Philosophie de l’absurde ou le mythe de Sisyphe

   Le héros que Michel Houellebecq met en scène dans Soumission est en plein désarroi. En effet, en plein questionnement sur son existence, François est troublé devant des questions existentielles, il se remet en question et remet en question tout le sens de la vie. C’est dans le vide que se traduit son sens de la vie. Nous remarquons aussi, que c’est dans la soumission totale que le personnage pense réussir à trouver son bonheur. Ce vide et cette soumission qui caractérisent tant la vie de notre protagoniste, nous font penser au Mythe de Sisyphe. C’est dans ce mythe qu’on retrouve toute la particularité de la personnalité du personnage. « Les dieux avaient condamné Sisyphe à rouler un rocher jusqu’au sommet d’une montagne d’où la pierre retombait par son propre poids. Ils avaient pensé avec quelque raison qu’il n’est pas de punition plus terrible que le travail inutile et sans espoir » Deux traits caractérisent ce mythe et nous les retrouvons dans Soumission :
a. Le monde absurde Le premier est dans l’absurdité de la tâche qu’on inflige à Sisyphe. Le fait d’un éternel recommencement de cette punition terrible, sans y avoir d’objectif logique à atteindre au final, nous renvoie directement au monde absurde que décrit le personnage. Plus généralement les questionnements de François sont sur le sens de la vie elle-même : « En quoi une vie a-t-elle besoin d’être justifiée ? » p(45) On retrouve beaucoup de questions de ce genre lorsqu’il se met à de profondes réflexions sur sa vie et le monde qui l’entoure. Ses réponses aux questions qu’il se pose sont toutes aussi emplies de désespoir : « La totalité des animaux, l’écrasante majorité des hommes vivent sans jamais éprouver le moindre besoin de justification. Ils vivent parce qu’ils vivent et voilà tout […] » p (45). Cette réponse justifie à elle seule le trait qui caractérise si bien le mythe de Sisyphe, c’est dans le même sens que se tiennent les propos de François qui est convaincu de l’absurdité de la vie sans justification aucune. Toutes les institutions présentes dans le texte, sont décrites par le personnage comme étant dénuées de sens et de tout objectif réel, un peu comme cette tache inutile et sans espoir, que Sisyphe est forcé de reproduire. Pour François : « Les études universitaires dans le domaine des lettres ne conduisent comme on le sait à peu près à rien » p(17), Ce domaine est, cependant, celui dans lequel il baigne. Le récit gravite au tour d’un enjeu politique. Cette politique qui est en un sens, le fil conducteur de l’histoire est décrite selon le personnage comme une perpétuelle reproduction : « Un candidat de centre-gauche était élu, pour un ou deux mandats […] puis la population se lassait de ce candidat et plus généralement du centre-gauche, on observait un phénomène d’alternance démocratique, et les électeurs portaient au pouvoir un candidat de centre-droit, lui aussi pour un ou deux mandats » p(50). Nous dirons donc, que le système social-démocrate qui fait la fierté de la civilisation européenne, est perçue par François comme un éternel recommencement de la même manière des vas et viens de Sisyphe dans la montagne.
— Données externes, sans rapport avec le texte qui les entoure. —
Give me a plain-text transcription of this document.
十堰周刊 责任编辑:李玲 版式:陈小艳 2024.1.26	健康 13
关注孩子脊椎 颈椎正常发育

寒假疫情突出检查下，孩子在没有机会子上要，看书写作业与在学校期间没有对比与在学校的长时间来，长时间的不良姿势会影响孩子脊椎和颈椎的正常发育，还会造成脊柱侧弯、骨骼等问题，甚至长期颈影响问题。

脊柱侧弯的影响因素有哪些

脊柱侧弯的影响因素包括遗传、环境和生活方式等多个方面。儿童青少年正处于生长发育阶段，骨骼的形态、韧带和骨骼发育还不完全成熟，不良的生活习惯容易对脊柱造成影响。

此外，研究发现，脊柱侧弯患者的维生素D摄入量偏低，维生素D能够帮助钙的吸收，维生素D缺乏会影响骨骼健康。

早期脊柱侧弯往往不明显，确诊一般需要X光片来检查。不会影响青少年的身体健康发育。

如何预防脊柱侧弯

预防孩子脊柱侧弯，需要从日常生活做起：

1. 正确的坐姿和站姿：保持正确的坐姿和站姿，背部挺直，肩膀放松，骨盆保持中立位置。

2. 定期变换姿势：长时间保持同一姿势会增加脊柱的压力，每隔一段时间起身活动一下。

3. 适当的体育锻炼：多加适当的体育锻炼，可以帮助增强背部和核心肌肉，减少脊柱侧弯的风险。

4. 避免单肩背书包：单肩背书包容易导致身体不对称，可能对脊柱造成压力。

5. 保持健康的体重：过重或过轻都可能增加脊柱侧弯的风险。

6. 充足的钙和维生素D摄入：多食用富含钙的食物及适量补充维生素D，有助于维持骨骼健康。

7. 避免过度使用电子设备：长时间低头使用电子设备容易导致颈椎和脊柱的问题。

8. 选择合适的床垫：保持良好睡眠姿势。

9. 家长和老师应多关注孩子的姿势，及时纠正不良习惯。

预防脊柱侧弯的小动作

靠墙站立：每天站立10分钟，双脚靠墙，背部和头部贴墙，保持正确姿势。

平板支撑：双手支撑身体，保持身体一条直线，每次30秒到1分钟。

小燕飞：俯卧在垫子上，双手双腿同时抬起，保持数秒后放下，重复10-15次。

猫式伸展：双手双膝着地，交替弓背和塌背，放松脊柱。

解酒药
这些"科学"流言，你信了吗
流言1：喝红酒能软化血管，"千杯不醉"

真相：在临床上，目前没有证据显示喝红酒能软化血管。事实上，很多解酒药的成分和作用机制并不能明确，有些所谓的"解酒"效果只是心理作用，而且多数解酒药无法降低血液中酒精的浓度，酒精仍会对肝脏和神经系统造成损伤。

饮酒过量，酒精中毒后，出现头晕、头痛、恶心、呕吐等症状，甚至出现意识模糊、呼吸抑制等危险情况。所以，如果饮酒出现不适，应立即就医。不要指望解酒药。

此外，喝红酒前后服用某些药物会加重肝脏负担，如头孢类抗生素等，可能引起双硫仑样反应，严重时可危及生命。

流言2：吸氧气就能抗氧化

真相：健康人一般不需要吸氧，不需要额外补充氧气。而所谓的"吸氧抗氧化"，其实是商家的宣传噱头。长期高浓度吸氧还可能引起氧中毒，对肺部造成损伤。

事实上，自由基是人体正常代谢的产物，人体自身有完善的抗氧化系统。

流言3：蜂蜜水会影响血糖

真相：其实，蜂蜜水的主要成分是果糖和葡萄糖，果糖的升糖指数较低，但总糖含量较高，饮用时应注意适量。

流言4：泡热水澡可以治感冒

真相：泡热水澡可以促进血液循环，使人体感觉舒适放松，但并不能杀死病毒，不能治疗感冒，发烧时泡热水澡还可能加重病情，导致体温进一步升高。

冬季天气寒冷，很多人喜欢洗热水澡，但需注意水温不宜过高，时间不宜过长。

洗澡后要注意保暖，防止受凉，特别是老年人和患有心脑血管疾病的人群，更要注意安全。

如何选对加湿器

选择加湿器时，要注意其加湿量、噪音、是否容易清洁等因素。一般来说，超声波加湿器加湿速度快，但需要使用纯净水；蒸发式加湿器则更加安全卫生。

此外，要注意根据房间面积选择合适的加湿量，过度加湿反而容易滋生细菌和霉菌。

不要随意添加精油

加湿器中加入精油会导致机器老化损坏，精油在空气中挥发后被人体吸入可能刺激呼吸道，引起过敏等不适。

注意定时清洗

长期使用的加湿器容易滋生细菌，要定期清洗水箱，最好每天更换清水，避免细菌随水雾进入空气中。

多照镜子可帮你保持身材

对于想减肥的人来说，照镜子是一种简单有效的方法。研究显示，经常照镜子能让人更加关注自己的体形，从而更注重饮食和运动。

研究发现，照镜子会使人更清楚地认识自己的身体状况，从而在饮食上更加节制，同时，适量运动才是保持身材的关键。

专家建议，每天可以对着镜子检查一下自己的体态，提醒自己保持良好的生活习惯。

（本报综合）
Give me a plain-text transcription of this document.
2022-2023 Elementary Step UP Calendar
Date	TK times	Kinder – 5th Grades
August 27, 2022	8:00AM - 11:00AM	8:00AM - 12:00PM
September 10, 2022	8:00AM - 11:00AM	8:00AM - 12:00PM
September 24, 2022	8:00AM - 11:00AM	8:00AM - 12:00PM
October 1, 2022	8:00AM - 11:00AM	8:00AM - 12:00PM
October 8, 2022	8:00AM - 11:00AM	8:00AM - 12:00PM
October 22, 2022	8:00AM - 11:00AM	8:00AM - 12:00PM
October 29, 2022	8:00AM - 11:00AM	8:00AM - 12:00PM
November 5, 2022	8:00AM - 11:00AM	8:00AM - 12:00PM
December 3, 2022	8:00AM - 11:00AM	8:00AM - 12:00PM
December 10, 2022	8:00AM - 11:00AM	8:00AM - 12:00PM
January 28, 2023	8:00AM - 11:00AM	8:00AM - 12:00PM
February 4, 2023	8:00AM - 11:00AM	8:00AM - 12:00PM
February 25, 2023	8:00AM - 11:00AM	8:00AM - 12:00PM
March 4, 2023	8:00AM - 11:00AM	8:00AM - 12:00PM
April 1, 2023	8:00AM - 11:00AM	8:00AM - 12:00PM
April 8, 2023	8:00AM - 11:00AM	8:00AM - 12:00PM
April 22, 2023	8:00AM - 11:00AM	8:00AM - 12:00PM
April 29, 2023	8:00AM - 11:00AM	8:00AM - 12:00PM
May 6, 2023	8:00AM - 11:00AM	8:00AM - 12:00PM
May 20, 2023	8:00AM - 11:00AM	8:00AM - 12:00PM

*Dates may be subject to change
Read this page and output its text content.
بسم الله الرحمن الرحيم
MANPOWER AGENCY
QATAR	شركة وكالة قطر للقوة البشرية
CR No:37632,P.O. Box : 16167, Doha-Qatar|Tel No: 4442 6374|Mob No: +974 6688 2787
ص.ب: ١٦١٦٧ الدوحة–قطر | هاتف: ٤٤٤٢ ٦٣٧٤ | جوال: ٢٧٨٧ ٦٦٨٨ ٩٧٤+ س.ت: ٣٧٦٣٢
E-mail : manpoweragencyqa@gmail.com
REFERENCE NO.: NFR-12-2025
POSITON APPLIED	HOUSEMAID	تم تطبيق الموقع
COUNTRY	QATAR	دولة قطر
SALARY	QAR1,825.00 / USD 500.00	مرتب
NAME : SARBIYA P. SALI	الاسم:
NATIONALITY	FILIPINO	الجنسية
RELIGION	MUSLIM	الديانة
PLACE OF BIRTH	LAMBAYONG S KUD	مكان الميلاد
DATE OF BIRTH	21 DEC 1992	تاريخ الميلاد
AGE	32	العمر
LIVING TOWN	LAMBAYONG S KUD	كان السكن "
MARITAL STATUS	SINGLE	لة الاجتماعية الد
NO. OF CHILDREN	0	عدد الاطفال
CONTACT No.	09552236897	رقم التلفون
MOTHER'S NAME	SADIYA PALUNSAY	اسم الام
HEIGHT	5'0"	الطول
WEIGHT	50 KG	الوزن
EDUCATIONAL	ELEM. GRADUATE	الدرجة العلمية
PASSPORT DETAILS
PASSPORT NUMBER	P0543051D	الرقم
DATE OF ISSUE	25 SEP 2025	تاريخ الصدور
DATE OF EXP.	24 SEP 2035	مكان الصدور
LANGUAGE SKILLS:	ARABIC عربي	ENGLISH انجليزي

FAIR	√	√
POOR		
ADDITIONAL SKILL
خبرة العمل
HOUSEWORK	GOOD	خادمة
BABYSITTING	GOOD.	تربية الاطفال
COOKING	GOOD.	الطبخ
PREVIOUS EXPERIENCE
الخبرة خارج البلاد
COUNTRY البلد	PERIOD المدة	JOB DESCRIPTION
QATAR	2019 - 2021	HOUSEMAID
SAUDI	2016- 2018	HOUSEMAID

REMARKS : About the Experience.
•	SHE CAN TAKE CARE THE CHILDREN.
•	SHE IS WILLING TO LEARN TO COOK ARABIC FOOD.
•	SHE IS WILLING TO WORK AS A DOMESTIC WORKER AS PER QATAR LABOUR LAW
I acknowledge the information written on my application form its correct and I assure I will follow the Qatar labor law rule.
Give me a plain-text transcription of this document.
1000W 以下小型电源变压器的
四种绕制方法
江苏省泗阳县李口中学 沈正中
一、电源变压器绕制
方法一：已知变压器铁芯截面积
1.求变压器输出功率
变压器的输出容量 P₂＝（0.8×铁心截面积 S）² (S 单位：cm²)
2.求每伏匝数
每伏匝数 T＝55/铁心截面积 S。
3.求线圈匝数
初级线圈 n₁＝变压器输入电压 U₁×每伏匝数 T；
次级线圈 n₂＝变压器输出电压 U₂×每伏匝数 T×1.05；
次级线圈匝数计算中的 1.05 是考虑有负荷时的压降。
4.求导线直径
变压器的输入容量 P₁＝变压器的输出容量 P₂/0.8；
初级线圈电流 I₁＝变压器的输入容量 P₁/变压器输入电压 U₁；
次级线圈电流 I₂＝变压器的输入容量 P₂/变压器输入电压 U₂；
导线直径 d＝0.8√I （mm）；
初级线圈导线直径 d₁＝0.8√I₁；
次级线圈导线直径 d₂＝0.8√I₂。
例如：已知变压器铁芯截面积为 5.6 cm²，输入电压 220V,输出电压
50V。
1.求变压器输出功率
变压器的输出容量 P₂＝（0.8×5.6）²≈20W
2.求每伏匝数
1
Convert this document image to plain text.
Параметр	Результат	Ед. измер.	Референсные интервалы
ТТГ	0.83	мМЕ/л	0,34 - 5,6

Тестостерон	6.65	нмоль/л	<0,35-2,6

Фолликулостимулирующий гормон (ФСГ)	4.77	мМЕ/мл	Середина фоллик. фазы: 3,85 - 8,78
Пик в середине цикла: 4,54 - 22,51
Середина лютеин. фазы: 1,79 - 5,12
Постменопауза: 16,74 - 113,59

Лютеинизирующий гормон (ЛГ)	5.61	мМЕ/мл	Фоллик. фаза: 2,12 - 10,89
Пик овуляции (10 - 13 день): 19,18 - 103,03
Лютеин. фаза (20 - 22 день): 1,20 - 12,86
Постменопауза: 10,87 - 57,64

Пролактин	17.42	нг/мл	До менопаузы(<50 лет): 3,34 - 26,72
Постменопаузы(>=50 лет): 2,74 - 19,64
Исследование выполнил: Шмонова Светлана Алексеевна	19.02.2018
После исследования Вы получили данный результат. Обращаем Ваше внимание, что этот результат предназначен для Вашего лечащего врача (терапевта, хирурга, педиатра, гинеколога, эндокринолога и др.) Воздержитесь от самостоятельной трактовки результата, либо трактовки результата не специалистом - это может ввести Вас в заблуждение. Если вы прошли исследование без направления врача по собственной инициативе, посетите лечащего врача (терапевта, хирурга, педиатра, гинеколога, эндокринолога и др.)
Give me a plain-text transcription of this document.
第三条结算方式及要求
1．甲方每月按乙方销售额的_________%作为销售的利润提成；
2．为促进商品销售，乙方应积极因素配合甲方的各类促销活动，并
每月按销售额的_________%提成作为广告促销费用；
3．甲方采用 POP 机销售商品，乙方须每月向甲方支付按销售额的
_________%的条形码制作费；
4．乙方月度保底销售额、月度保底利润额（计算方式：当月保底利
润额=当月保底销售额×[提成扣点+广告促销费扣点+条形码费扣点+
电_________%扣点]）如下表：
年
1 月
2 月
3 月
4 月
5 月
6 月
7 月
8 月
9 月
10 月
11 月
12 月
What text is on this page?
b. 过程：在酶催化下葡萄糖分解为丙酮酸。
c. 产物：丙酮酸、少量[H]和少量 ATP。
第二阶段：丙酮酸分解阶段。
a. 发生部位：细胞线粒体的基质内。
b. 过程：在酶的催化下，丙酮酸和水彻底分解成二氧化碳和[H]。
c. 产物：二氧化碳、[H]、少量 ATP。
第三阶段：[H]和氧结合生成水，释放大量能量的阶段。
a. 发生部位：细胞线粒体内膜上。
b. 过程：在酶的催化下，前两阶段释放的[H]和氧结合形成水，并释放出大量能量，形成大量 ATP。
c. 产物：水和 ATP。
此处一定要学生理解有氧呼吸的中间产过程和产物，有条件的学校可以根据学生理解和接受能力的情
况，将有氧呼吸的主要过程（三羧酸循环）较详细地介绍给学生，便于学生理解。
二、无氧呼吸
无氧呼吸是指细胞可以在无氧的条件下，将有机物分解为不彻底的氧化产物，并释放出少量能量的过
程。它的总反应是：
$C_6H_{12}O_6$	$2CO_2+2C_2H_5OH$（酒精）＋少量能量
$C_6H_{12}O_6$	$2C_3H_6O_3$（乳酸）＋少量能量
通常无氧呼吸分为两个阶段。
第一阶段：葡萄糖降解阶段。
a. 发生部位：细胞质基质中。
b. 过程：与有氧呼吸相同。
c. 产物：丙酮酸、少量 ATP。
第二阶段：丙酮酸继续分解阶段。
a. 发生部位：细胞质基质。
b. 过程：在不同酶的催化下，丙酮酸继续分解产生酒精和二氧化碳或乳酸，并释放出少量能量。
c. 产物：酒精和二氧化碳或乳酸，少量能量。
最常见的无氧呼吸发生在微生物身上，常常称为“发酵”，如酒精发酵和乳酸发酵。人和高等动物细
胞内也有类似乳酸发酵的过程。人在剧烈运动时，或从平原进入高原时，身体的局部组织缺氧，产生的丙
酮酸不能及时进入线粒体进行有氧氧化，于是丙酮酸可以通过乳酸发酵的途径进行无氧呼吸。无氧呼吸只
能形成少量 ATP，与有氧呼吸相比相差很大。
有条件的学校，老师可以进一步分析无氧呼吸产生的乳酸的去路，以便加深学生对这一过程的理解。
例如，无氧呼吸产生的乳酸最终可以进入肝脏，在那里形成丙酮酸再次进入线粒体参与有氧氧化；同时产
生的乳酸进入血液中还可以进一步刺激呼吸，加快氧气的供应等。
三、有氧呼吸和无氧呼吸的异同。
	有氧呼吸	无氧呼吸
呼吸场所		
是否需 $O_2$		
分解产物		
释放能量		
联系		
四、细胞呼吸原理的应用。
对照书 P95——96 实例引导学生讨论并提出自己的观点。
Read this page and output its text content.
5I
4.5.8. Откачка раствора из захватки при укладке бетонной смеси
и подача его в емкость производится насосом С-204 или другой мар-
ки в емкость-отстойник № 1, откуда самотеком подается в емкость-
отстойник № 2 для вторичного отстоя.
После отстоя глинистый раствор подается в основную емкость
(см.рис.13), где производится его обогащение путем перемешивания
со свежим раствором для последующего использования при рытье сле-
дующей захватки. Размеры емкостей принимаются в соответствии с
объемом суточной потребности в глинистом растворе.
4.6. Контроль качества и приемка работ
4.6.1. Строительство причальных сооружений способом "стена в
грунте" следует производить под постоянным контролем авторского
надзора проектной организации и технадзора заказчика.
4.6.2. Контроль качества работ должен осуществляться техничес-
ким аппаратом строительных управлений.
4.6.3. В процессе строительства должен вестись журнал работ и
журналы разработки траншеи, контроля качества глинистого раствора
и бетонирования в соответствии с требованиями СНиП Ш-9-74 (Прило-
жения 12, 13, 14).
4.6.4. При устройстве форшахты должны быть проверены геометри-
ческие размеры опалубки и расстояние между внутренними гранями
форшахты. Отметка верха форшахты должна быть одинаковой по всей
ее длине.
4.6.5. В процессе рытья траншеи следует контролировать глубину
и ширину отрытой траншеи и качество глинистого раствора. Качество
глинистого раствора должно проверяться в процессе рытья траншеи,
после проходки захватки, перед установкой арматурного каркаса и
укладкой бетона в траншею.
b. L’homme absurde :Nous remarquons dans le mythe que Sisyphe dans sa tâche répétitive semble heureux. Ce bonheur est tiré du fait que ce dernier reste conscient de l’inutile et absurde situation dans la quelle il se trouve .Sisyphe semble heureux car il n’est pas tombé dans l’inconscience et l’indifférence. C’est donc, dans l’acceptation de son sort que Sisyphe trouve le courage de continuer l’ascension de cette montagne. « Donc, le bonheur selon Camus implique le choix d’être heureux. Pour ce faire, l’homme doit rester conscient de son malheur causé par son incompréhension de l’existence et du non-sens du monde. »  Si nous nous penchons sur la dernière partie de Soumission, nous allons nous retrouver face à la même conception du bonheur que chez Sisyphe. François se retrouve face à cette vérité pour le moins paradoxale. En effet il découvre : « L’idée renversante et simple, jamais exprimée auparavant avec cette force, que le sommet du bonheur humain réside dans la soumission la plus absolue » p(260). Ce personnage conscient de l’absurdité du monde et de la vie en général, découvre que son seul salut pour réussir à trouver le bonheur, sera de se soumettre, la même idée qui a rendu Sisyphe heureux en dépit du supplice que lui ont infligé les dieux. Dans le cas de François la soumission se traduit par sa conversion à l’Islam. Un acte qui ne lui ôtera pas sa vision décadente du monde qui l’entoure, mais du moins il l’espère, apaisera son spleen. Nous pouvons donc supposer que l’auteur, consciemment ou pas, a voulu d’un pas implicite, reproduire le mythe de Sisyphe, en le superposant sur le parcours du personnage. Nous pouvons encore enrichir notre analyse mais les quelques citations auxquelles nous avons fait appel suffisent amplement à prouver la présence du mythe dans le roman.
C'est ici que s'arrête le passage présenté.